The perfect-fitting white T-shirt isn't a myth, but it is subjective. When it comes to versatility, though go for a slim-but-not-skintight cut (they're the true layering heroes). Our favourites this season come from staple-wardrobe brand Arket and the ever-reliable Uniqlo.
A trouser suit
If you didn't already know, the trouser suit is back in a big way. Invest in a decent cut and you can wear the separates as well as the set. Whistles' three-piece suit is ideal, but you only need two of those components for a capsule wardrobe: the double-breasted blazer can be styled over slinky evening dresses or as part of a trusty-jeans-and-heels combo, while the wide-leg trousers look great with a slouchy jumper and trainers.

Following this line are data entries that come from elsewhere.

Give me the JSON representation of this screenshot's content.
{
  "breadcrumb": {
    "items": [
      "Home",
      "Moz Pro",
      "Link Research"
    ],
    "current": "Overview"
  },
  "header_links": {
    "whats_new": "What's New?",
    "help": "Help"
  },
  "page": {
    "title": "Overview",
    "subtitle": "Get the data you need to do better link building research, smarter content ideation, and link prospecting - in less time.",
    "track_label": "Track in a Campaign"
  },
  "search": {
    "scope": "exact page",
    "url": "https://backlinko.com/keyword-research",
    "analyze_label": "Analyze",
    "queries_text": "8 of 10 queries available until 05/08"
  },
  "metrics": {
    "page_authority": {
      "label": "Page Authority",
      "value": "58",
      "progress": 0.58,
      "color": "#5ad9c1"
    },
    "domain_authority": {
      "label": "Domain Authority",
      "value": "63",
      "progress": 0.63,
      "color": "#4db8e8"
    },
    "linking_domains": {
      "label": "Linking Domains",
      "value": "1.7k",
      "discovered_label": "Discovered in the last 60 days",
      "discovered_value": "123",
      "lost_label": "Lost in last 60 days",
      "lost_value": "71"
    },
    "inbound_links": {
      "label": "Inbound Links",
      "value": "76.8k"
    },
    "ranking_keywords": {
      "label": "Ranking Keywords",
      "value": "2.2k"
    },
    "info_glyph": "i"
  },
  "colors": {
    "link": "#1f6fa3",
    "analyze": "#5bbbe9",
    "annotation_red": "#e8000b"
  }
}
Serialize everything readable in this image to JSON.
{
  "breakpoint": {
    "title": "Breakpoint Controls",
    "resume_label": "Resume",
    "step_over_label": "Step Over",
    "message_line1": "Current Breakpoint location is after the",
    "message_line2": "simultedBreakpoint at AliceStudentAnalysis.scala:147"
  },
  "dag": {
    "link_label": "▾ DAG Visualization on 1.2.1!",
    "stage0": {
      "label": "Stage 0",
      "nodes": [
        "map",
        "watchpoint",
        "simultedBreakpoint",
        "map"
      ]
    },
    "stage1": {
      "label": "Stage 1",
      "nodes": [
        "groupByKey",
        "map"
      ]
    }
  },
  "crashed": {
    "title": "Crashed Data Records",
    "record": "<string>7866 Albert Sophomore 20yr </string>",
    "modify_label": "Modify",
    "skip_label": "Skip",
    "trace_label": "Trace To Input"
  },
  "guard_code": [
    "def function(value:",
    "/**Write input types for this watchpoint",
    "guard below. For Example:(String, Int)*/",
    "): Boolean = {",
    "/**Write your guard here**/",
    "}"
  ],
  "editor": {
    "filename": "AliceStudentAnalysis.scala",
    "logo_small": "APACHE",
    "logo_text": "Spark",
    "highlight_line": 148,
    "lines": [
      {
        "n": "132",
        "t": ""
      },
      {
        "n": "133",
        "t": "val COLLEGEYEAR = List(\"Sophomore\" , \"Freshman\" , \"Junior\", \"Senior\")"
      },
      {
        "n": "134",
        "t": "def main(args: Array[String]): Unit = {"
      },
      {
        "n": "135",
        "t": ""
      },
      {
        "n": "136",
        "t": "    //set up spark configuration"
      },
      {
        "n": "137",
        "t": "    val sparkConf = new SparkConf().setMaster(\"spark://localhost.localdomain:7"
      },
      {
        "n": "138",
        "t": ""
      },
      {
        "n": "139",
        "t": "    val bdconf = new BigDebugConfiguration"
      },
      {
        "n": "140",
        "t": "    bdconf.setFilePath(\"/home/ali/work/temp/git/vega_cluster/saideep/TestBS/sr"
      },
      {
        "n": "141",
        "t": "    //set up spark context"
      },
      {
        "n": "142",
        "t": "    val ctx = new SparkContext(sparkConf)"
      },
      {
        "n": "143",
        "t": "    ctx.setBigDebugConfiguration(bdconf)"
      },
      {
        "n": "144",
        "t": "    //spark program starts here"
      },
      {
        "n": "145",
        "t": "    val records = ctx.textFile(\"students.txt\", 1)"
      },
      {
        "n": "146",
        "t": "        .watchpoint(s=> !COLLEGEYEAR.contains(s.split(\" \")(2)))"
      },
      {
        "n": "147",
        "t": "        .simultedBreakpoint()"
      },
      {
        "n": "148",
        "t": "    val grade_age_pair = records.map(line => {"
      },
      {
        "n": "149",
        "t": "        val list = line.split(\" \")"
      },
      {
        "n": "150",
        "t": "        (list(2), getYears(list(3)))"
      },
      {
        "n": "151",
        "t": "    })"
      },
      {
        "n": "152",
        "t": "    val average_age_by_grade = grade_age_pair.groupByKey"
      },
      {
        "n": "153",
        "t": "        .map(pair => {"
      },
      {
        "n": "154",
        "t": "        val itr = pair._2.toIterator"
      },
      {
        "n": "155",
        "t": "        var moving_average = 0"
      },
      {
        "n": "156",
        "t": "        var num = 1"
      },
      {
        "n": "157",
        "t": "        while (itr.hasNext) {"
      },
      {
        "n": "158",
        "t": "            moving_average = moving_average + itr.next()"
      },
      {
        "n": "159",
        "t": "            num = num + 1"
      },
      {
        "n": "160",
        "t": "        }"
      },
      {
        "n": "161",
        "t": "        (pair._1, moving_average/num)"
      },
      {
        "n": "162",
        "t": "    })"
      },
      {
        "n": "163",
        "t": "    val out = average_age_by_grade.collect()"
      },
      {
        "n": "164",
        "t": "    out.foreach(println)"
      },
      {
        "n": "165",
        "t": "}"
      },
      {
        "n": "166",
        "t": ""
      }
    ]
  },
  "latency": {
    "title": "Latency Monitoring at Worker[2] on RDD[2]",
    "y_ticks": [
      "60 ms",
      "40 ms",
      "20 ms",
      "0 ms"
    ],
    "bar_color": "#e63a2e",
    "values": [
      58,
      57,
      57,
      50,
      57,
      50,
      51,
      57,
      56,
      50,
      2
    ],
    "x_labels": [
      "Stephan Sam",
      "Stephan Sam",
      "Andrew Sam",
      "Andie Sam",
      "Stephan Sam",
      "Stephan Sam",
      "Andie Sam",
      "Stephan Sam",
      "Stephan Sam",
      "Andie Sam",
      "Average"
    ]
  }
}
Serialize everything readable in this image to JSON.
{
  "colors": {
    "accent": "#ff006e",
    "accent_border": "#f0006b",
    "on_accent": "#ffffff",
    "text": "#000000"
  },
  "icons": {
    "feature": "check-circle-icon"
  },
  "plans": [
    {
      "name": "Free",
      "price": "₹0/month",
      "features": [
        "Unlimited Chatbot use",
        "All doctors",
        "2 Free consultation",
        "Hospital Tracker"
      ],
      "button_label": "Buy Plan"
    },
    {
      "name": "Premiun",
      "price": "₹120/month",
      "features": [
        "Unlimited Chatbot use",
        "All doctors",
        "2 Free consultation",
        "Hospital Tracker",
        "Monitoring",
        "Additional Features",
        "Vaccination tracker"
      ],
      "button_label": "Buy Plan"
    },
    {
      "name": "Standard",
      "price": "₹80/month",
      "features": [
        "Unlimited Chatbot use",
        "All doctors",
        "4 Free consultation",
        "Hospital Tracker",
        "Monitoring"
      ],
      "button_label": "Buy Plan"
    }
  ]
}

For those who really don't do suits, ease yourself into the trend with a black blazer. The style set love this tailored jacket's ability to smarten up everyday outfits like jeans, joggers, midi dresses and even leggings. If you don't believe me, just Google the dreamy street style pics.
A wear-everywhere midi
Your wear-everywhere dress should be long sleeved and have a midi hemline, in order to work all year round. It doesn't have to be black, of course, but neutrals and monochrome shades are easier to style. If you don't do floaty shapes, this season's knitted styles are proving popular thanks to their minimalist body-conscious shape.
You'll wear this staple to the office with loafers or smart trainers, in the summer with flat mules, and in the winter with knee-high boots. It can be layered with a knitted vest when you need warmth, and easily elevated with lashing of gold jewellery. True desk-to-dinner stuff.